The EU is Not A Household Expense—It’s A Trade Fair

The country-as-household metaphor is particularly difficult for Cameron and Osborne to argue against, because they have been deploying exactly the same argument in order to justify their austerity policies

London Book Fair

Ever since the EU Referendum campaign kicked off in earnest, everyone—Brexiters, Bremainers and Bragnostics—have been complaining that they can’t get the straight facts out of anyone. “If only we had the facts” they cry, “then we’d all be able to make a sober, rational choice about whether to vote in or out”.

That’s a noble idea but it’s also delusional. Most people aren’t going to do sums. They’re going to vote on gut instinct, emotions, and, if they are trying really hard to be civic minded, then they’ll vote on whose arguments seem most credible.

We don’t need more facts. The facts are out there for those who care to look and who have been educated in macroeconomics.

What we need are better metaphors.

I’ve been thinking about the Brexit arguments that I think are most persuasive to someone like me.

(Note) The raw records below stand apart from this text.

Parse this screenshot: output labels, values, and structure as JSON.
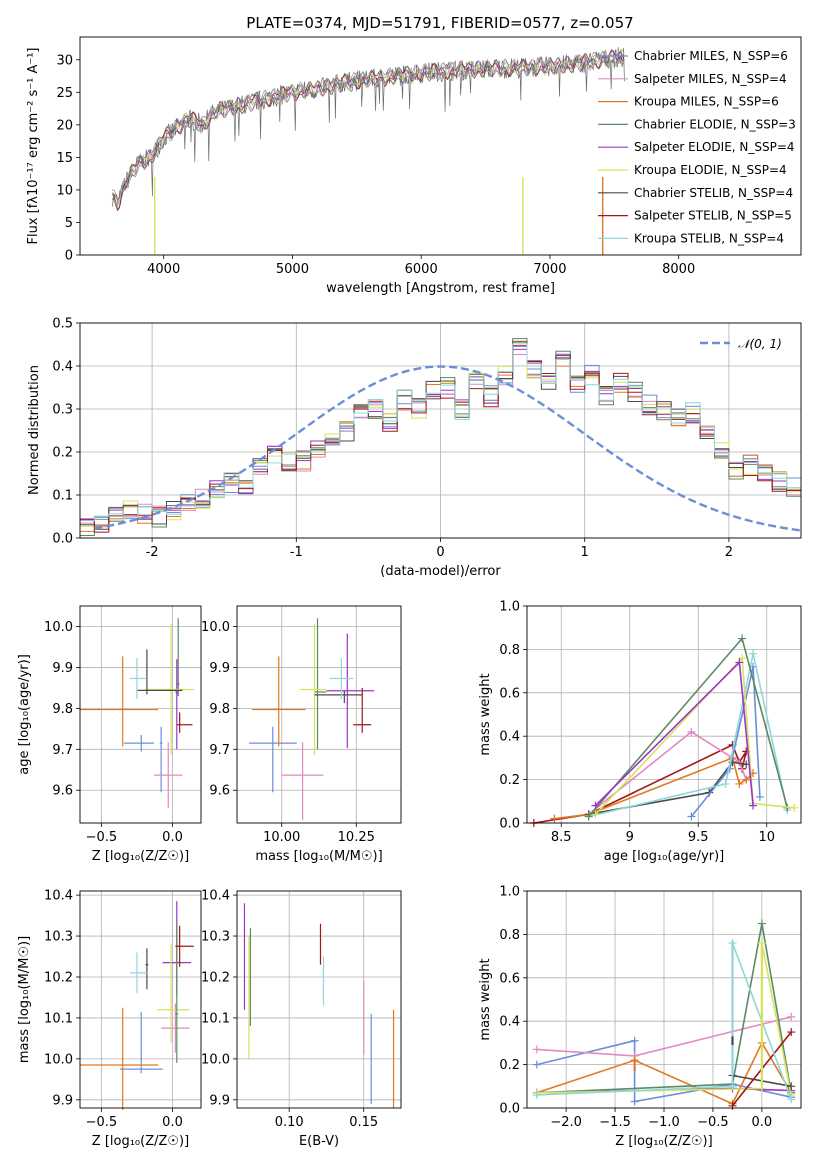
{
  "title": "PLATE=0374, MJD=51791, FIBERID=0577, z=0.057",
  "colors": {
    "c1": "#6a8fd8",
    "c2": "#e08ac2",
    "c3": "#e07a22",
    "c4": "#5b8a63",
    "c5": "#9a36c9",
    "c6": "#d6e25c",
    "c7": "#4a4a4a",
    "c8": "#a01818",
    "c9": "#8dd6dc",
    "data": "#6b6b6b"
  },
  "chart_data": [
    {
      "id": "spectrum",
      "type": "line",
      "xlabel": "wavelength [Angstrom, rest frame]",
      "ylabel": "Flux [f_λ 10^-17 erg cm^-2 s^-1 A^-1]",
      "xlim": [
        3350,
        8950
      ],
      "ylim": [
        0,
        33.5
      ],
      "xticks": [
        4000,
        5000,
        6000,
        7000,
        8000
      ],
      "yticks": [
        0,
        5,
        10,
        15,
        20,
        25,
        30
      ],
      "legend": [
        "Chabrier MILES, N_SSP=6",
        "Salpeter MILES, N_SSP=4",
        "Kroupa MILES, N_SSP=6",
        "Chabrier ELODIE, N_SSP=3",
        "Salpeter ELODIE, N_SSP=4",
        "Kroupa ELODIE, N_SSP=4",
        "Chabrier STELIB, N_SSP=4",
        "Salpeter STELIB, N_SSP=5",
        "Kroupa STELIB, N_SSP=4"
      ],
      "continuum": {
        "x": [
          3600,
          3650,
          3700,
          3800,
          3900,
          4000,
          4100,
          4200,
          4300,
          4400,
          4600,
          4800,
          5000,
          5200,
          5400,
          5600,
          5800,
          6000,
          6200,
          6500,
          6800,
          7000,
          7200,
          7400,
          7600
        ],
        "y": [
          9,
          8,
          11,
          14,
          15,
          18,
          19.5,
          21,
          20,
          22,
          23,
          24,
          25,
          25.5,
          26.5,
          27,
          27.5,
          28,
          28.3,
          28.6,
          28.8,
          29,
          29.4,
          30,
          30.5
        ]
      }
    },
    {
      "id": "residual-histogram",
      "type": "bar",
      "xlabel": "(data-model)/error",
      "ylabel": "Normed distribution",
      "xlim": [
        -2.5,
        2.5
      ],
      "ylim": [
        0,
        0.5
      ],
      "xticks": [
        -2,
        -1,
        0,
        1,
        2
      ],
      "yticks": [
        0,
        0.1,
        0.2,
        0.3,
        0.4,
        0.5
      ],
      "reference": {
        "name": "𝒩(0, 1)",
        "mean": 0,
        "sigma": 1
      },
      "bin_edges_start": -2.5,
      "bin_width": 0.1,
      "histogram": [
        0.03,
        0.035,
        0.06,
        0.07,
        0.055,
        0.05,
        0.06,
        0.08,
        0.09,
        0.11,
        0.13,
        0.12,
        0.16,
        0.19,
        0.18,
        0.18,
        0.21,
        0.23,
        0.25,
        0.29,
        0.3,
        0.27,
        0.32,
        0.3,
        0.34,
        0.35,
        0.3,
        0.36,
        0.33,
        0.38,
        0.44,
        0.39,
        0.37,
        0.41,
        0.36,
        0.38,
        0.33,
        0.36,
        0.34,
        0.31,
        0.3,
        0.28,
        0.29,
        0.24,
        0.2,
        0.16,
        0.17,
        0.15,
        0.13,
        0.12,
        0.1,
        0.11,
        0.09,
        0.08,
        0.08,
        0.07,
        0.06,
        0.05,
        0.045,
        0.04,
        0.04,
        0.03
      ]
    },
    {
      "id": "age-vs-metallicity",
      "type": "scatter",
      "xlabel": "Z [log₁₀(Z/Z☉)]",
      "ylabel": "age  [log₁₀(age/yr)]",
      "xlim": [
        -0.65,
        0.2
      ],
      "ylim": [
        9.52,
        10.05
      ],
      "xticks": [
        -0.5,
        0.0
      ],
      "xticklabels": [
        "−0.5",
        "0.0"
      ],
      "yticks": [
        9.6,
        9.7,
        9.8,
        9.9,
        10.0
      ],
      "points": [
        {
          "x": -0.22,
          "y": 9.715,
          "xerr": [
            0.12,
            0.09
          ],
          "yerr": [
            0.02,
            0.02
          ],
          "c": "c1"
        },
        {
          "x": -0.08,
          "y": 9.715,
          "xerr": [
            0.01,
            0.01
          ],
          "yerr": [
            0.12,
            0.04
          ],
          "c": "c1"
        },
        {
          "x": -0.03,
          "y": 9.637,
          "xerr": [
            0.1,
            0.1
          ],
          "yerr": [
            0.08,
            0.08
          ],
          "c": "c2"
        },
        {
          "x": -0.35,
          "y": 9.797,
          "xerr": [
            0.3,
            0.25
          ],
          "yerr": [
            0.09,
            0.13
          ],
          "c": "c3"
        },
        {
          "x": 0.04,
          "y": 9.86,
          "xerr": [
            0.01,
            0.01
          ],
          "yerr": [
            0.03,
            0.16
          ],
          "c": "c4"
        },
        {
          "x": 0.03,
          "y": 9.84,
          "xerr": [
            0.01,
            0.01
          ],
          "yerr": [
            0.14,
            0.08
          ],
          "c": "c5"
        },
        {
          "x": -0.01,
          "y": 9.846,
          "xerr": [
            0.18,
            0.16
          ],
          "yerr": [
            0.16,
            0.16
          ],
          "c": "c6"
        },
        {
          "x": -0.18,
          "y": 9.844,
          "xerr": [
            0.07,
            0.25
          ],
          "yerr": [
            0.01,
            0.1
          ],
          "c": "c7"
        },
        {
          "x": 0.05,
          "y": 9.76,
          "xerr": [
            0.02,
            0.09
          ],
          "yerr": [
            0.02,
            0.03
          ],
          "c": "c8"
        },
        {
          "x": -0.25,
          "y": 9.873,
          "xerr": [
            0.05,
            0.06
          ],
          "yerr": [
            0.05,
            0.05
          ],
          "c": "c9"
        }
      ]
    },
    {
      "id": "age-vs-mass",
      "type": "scatter",
      "xlabel": "mass [log₁₀(M/M☉)]",
      "ylabel": "",
      "xlim": [
        9.85,
        10.4
      ],
      "ylim": [
        9.52,
        10.05
      ],
      "xticks": [
        10.0,
        10.25
      ],
      "xticklabels": [
        "10.00",
        "10.25"
      ],
      "yticks": [
        9.6,
        9.7,
        9.8,
        9.9,
        10.0
      ],
      "points": [
        {
          "x": 9.97,
          "y": 9.715,
          "xerr": [
            0.08,
            0.08
          ],
          "yerr": [
            0.12,
            0.04
          ],
          "c": "c1"
        },
        {
          "x": 10.07,
          "y": 9.637,
          "xerr": [
            0.07,
            0.07
          ],
          "yerr": [
            0.11,
            0.08
          ],
          "c": "c2"
        },
        {
          "x": 9.99,
          "y": 9.797,
          "xerr": [
            0.09,
            0.09
          ],
          "yerr": [
            0.09,
            0.13
          ],
          "c": "c3"
        },
        {
          "x": 10.12,
          "y": 9.84,
          "xerr": [
            0.01,
            0.03
          ],
          "yerr": [
            0.14,
            0.18
          ],
          "c": "c4"
        },
        {
          "x": 10.22,
          "y": 9.843,
          "xerr": [
            0.07,
            0.09
          ],
          "yerr": [
            0.14,
            0.14
          ],
          "c": "c5"
        },
        {
          "x": 10.11,
          "y": 9.846,
          "xerr": [
            0.05,
            0.04
          ],
          "yerr": [
            0.16,
            0.16
          ],
          "c": "c6"
        },
        {
          "x": 10.21,
          "y": 9.833,
          "xerr": [
            0.1,
            0.06
          ],
          "yerr": [
            0.02,
            0.01
          ],
          "c": "c7"
        },
        {
          "x": 10.27,
          "y": 9.76,
          "xerr": [
            0.03,
            0.03
          ],
          "yerr": [
            0.02,
            0.09
          ],
          "c": "c8"
        },
        {
          "x": 10.2,
          "y": 9.873,
          "xerr": [
            0.04,
            0.04
          ],
          "yerr": [
            0.05,
            0.05
          ],
          "c": "c9"
        }
      ]
    },
    {
      "id": "mass-weight-vs-age",
      "type": "line",
      "xlabel": "age  [log₁₀(age/yr)]",
      "ylabel": "mass weight",
      "xlim": [
        8.25,
        10.25
      ],
      "ylim": [
        0,
        1.0
      ],
      "xticks": [
        8.5,
        9.0,
        9.5,
        10.0
      ],
      "yticks": [
        0,
        0.2,
        0.4,
        0.6,
        0.8,
        1.0
      ],
      "series": [
        {
          "c": "c8",
          "x": [
            8.3,
            8.7,
            9.75,
            9.8,
            9.85,
            9.82
          ],
          "y": [
            0.0,
            0.04,
            0.36,
            0.28,
            0.33,
            0.25
          ]
        },
        {
          "c": "c2",
          "x": [
            8.7,
            9.45,
            9.8,
            9.85
          ],
          "y": [
            0.04,
            0.42,
            0.28,
            0.2
          ]
        },
        {
          "c": "c3",
          "x": [
            8.45,
            8.7,
            9.75,
            9.8,
            9.85,
            9.9
          ],
          "y": [
            0.02,
            0.04,
            0.3,
            0.18,
            0.2,
            0.23
          ]
        },
        {
          "c": "c7",
          "x": [
            8.7,
            9.58,
            9.75,
            9.85
          ],
          "y": [
            0.04,
            0.14,
            0.28,
            0.27
          ]
        },
        {
          "c": "c1",
          "x": [
            9.45,
            9.73,
            9.9,
            9.95
          ],
          "y": [
            0.03,
            0.25,
            0.72,
            0.12
          ]
        },
        {
          "c": "c9",
          "x": [
            8.7,
            9.7,
            9.9,
            10.15
          ],
          "y": [
            0.03,
            0.18,
            0.78,
            0.06
          ]
        },
        {
          "c": "c4",
          "x": [
            8.7,
            9.82,
            10.15
          ],
          "y": [
            0.03,
            0.85,
            0.07
          ]
        },
        {
          "c": "c6",
          "x": [
            8.75,
            9.82,
            9.9,
            10.2
          ],
          "y": [
            0.04,
            0.76,
            0.09,
            0.07
          ]
        },
        {
          "c": "c5",
          "x": [
            8.75,
            9.8,
            9.9
          ],
          "y": [
            0.08,
            0.74,
            0.08
          ]
        }
      ]
    },
    {
      "id": "mass-vs-metallicity",
      "type": "scatter",
      "xlabel": "Z [log₁₀(Z/Z☉)]",
      "ylabel": "mass [log₁₀(M/M☉)]",
      "xlim": [
        -0.65,
        0.2
      ],
      "ylim": [
        9.88,
        10.41
      ],
      "xticks": [
        -0.5,
        0.0
      ],
      "xticklabels": [
        "−0.5",
        "0.0"
      ],
      "yticks": [
        9.9,
        10.0,
        10.1,
        10.2,
        10.3,
        10.4
      ],
      "points": [
        {
          "x": -0.22,
          "y": 9.975,
          "xerr": [
            0.15,
            0.15
          ],
          "yerr": [
            0.01,
            0.14
          ],
          "c": "c1"
        },
        {
          "x": -0.35,
          "y": 9.985,
          "xerr": [
            0.3,
            0.25
          ],
          "yerr": [
            0.11,
            0.14
          ],
          "c": "c3"
        },
        {
          "x": 0.02,
          "y": 10.075,
          "xerr": [
            0.1,
            0.1
          ],
          "yerr": [
            0.06,
            0.06
          ],
          "c": "c2"
        },
        {
          "x": 0.03,
          "y": 10.235,
          "xerr": [
            0.1,
            0.1
          ],
          "yerr": [
            0.08,
            0.15
          ],
          "c": "c5"
        },
        {
          "x": -0.01,
          "y": 10.12,
          "xerr": [
            0.1,
            0.13
          ],
          "yerr": [
            0.08,
            0.16
          ],
          "c": "c6"
        },
        {
          "x": 0.03,
          "y": 10.11,
          "xerr": [
            0.01,
            0.01
          ],
          "yerr": [
            0.12,
            0.22
          ],
          "c": "c4"
        },
        {
          "x": -0.18,
          "y": 10.23,
          "xerr": [
            0.01,
            0.01
          ],
          "yerr": [
            0.06,
            0.04
          ],
          "c": "c7"
        },
        {
          "x": 0.05,
          "y": 10.275,
          "xerr": [
            0.03,
            0.1
          ],
          "yerr": [
            0.05,
            0.05
          ],
          "c": "c8"
        },
        {
          "x": -0.25,
          "y": 10.21,
          "xerr": [
            0.05,
            0.08
          ],
          "yerr": [
            0.05,
            0.05
          ],
          "c": "c9"
        }
      ]
    },
    {
      "id": "mass-vs-ebv",
      "type": "scatter",
      "xlabel": "E(B-V)",
      "ylabel": "",
      "xlim": [
        0.065,
        0.175
      ],
      "ylim": [
        9.88,
        10.41
      ],
      "xticks": [
        0.1,
        0.15
      ],
      "xticklabels": [
        "0.10",
        "0.15"
      ],
      "yticks": [
        9.9,
        10.0,
        10.1,
        10.2,
        10.3,
        10.4
      ],
      "points": [
        {
          "x": 0.07,
          "y": 10.25,
          "xerr": [
            0,
            0
          ],
          "yerr": [
            0.13,
            0.13
          ],
          "c": "c5"
        },
        {
          "x": 0.073,
          "y": 10.15,
          "xerr": [
            0,
            0
          ],
          "yerr": [
            0.15,
            0.15
          ],
          "c": "c6"
        },
        {
          "x": 0.074,
          "y": 10.2,
          "xerr": [
            0,
            0
          ],
          "yerr": [
            0.12,
            0.12
          ],
          "c": "c4"
        },
        {
          "x": 0.121,
          "y": 10.28,
          "xerr": [
            0,
            0
          ],
          "yerr": [
            0.05,
            0.05
          ],
          "c": "c8"
        },
        {
          "x": 0.123,
          "y": 10.19,
          "xerr": [
            0,
            0
          ],
          "yerr": [
            0.06,
            0.06
          ],
          "c": "c9"
        },
        {
          "x": 0.15,
          "y": 10.1,
          "xerr": [
            0,
            0
          ],
          "yerr": [
            0.09,
            0.09
          ],
          "c": "c2"
        },
        {
          "x": 0.155,
          "y": 10.0,
          "xerr": [
            0,
            0
          ],
          "yerr": [
            0.11,
            0.11
          ],
          "c": "c1"
        },
        {
          "x": 0.17,
          "y": 10.0,
          "xerr": [
            0,
            0
          ],
          "yerr": [
            0.12,
            0.12
          ],
          "c": "c3"
        }
      ]
    },
    {
      "id": "mass-weight-vs-metallicity",
      "type": "line",
      "xlabel": "Z [log₁₀(Z/Z☉)]",
      "ylabel": "mass weight",
      "xlim": [
        -2.4,
        0.4
      ],
      "ylim": [
        0,
        1.0
      ],
      "xticks": [
        -2.0,
        -1.5,
        -1.0,
        -0.5,
        0.0
      ],
      "xticklabels": [
        "−2.0",
        "−1.5",
        "−1.0",
        "−0.5",
        "0.0"
      ],
      "yticks": [
        0,
        0.2,
        0.4,
        0.6,
        0.8,
        1.0
      ],
      "series": [
        {
          "c": "c1",
          "x": [
            -2.3,
            -1.3,
            -1.3,
            -0.3,
            0.3
          ],
          "y": [
            0.2,
            0.31,
            0.03,
            0.11,
            0.05
          ]
        },
        {
          "c": "c2",
          "x": [
            -2.3,
            -1.3,
            0.3
          ],
          "y": [
            0.27,
            0.24,
            0.42
          ]
        },
        {
          "c": "c3",
          "x": [
            -2.3,
            -1.3,
            -0.3,
            0.0,
            0.3
          ],
          "y": [
            0.07,
            0.22,
            0.02,
            0.3,
            0.07
          ]
        },
        {
          "c": "c4",
          "x": [
            -2.3,
            -0.3,
            0.0,
            0.3
          ],
          "y": [
            0.07,
            0.11,
            0.85,
            0.07
          ]
        },
        {
          "c": "c5",
          "x": [
            -2.3,
            -0.3,
            0.3
          ],
          "y": [
            0.07,
            0.09,
            0.08
          ]
        },
        {
          "c": "c6",
          "x": [
            -2.3,
            0.0,
            0.0,
            0.3
          ],
          "y": [
            0.07,
            0.09,
            0.76,
            0.06
          ]
        },
        {
          "c": "c7",
          "x": [
            -0.3,
            0.3
          ],
          "y": [
            0.15,
            0.1
          ]
        },
        {
          "c": "c8",
          "x": [
            -0.3,
            0.3
          ],
          "y": [
            0.01,
            0.35
          ]
        },
        {
          "c": "c9",
          "x": [
            -2.3,
            -0.3,
            -0.3,
            0.3
          ],
          "y": [
            0.06,
            0.1,
            0.76,
            0.04
          ]
        }
      ],
      "vbars": [
        {
          "c": "c9",
          "x": -0.3,
          "y0": 0.16,
          "y1": 0.77
        },
        {
          "c": "c6",
          "x": 0.0,
          "y0": 0.1,
          "y1": 0.76
        },
        {
          "c": "c3",
          "x": -1.3,
          "y0": 0.17,
          "y1": 0.23
        },
        {
          "c": "c7",
          "x": -0.3,
          "y0": 0.29,
          "y1": 0.33
        }
      ]
    }
  ]
}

Top of this list is the amount of money that we send to the EU every year… every day.

Here’s the Leave Campaign battle bus.

Leave Bus
The Vote Leave Battle Bus

This is a highly effective campaign message.  It invokes the wastefulness of the EU and celebrates the NHS.

Tangentially, its also a huge lie.

Now the mistake that those supporting Remain have made here is to quibble with the figure. “It’s not £350 million, its only £190 million! Gotcha, Boris.”

Only its not a gotcha at all, because in arguing over the facts about the precise figure, the Remain campaign implicitly concede the point that we pay a lot of money into the EU every year. And when we are dealing in emotions, gut feelings, and rules of thumbs, the fact that we are paying any money at all is what sticks. No-one is going to say “well since its only £190 million, that’s alright then”.  Instead, all the voters are simply thinking, “well let’s invest £190 million extra per day in the NHS then.”

So its not the figures, but the second part of the bus slogan that the Remain campaign should be tackling—the very idea that the money we pay to the EU would be available for other things.

To challenge that deceptive framing, we need a new metaphor.

“Let’s fund the NHS instead” implies that the UK’s finances are like a household budget: a finite amount of money comes in, and someone has to decide what essentials (and luxuries) to spend it on. This country-as-household metaphor is particularly difficult for David Cameron and George Osborne, the two most prominent Remain campaigners, to argue against, because they have been deploying exactly the same argument in order to justify their austerity policies.  David Cameron claimed that Britain had “maxed out its credit card” back in 2008, for example.

A better metaphor, immediately understandable and somewhat relatable, is that of the trade fair. Sure, there’s an entrance fee. But once you’re inside you do deals and make sales that you wouldn’t have made if you did not pay the entrance fee. If you make enough sales and deals, it doesn’t matter if the entrance fee is £190 or £350 or £190 million or £350 million.

The exact figure that we make back from the EU is probably not important, so long as its more than the initial investment. That figure is probably out there somewhere… but its telling it doesn’t roll off the tongue (or in this case, my typing fingertips) the way the £350 million figure does. That’s a big communications failure by the pro-EU side.

Thinking of the European Union in this way is of course not the whole story.  It doesn’t answer fears about immigration and sovereignty, the two other big talking points.   But framing the EU as a trade fair, and not as a household expenditure, certainly allays my worry about the amount of money we remit to the EU.  I think its the sort of simple message that would persuade other people too.  Its certainly a quick and memorable answer that low information Remainers can put forward when they find themselves arguing with equally low information Brexiteers.

And that’s the important point: its a metaphor that can be easily crafted into soundbites, Twitter nuggets and tabloid headlines.  Such messages need to be repeated over and over again for months on end if they are to have any effect.  I really hope that the message that the EU is ultimately a good investment seeps through to enough people by Thursday.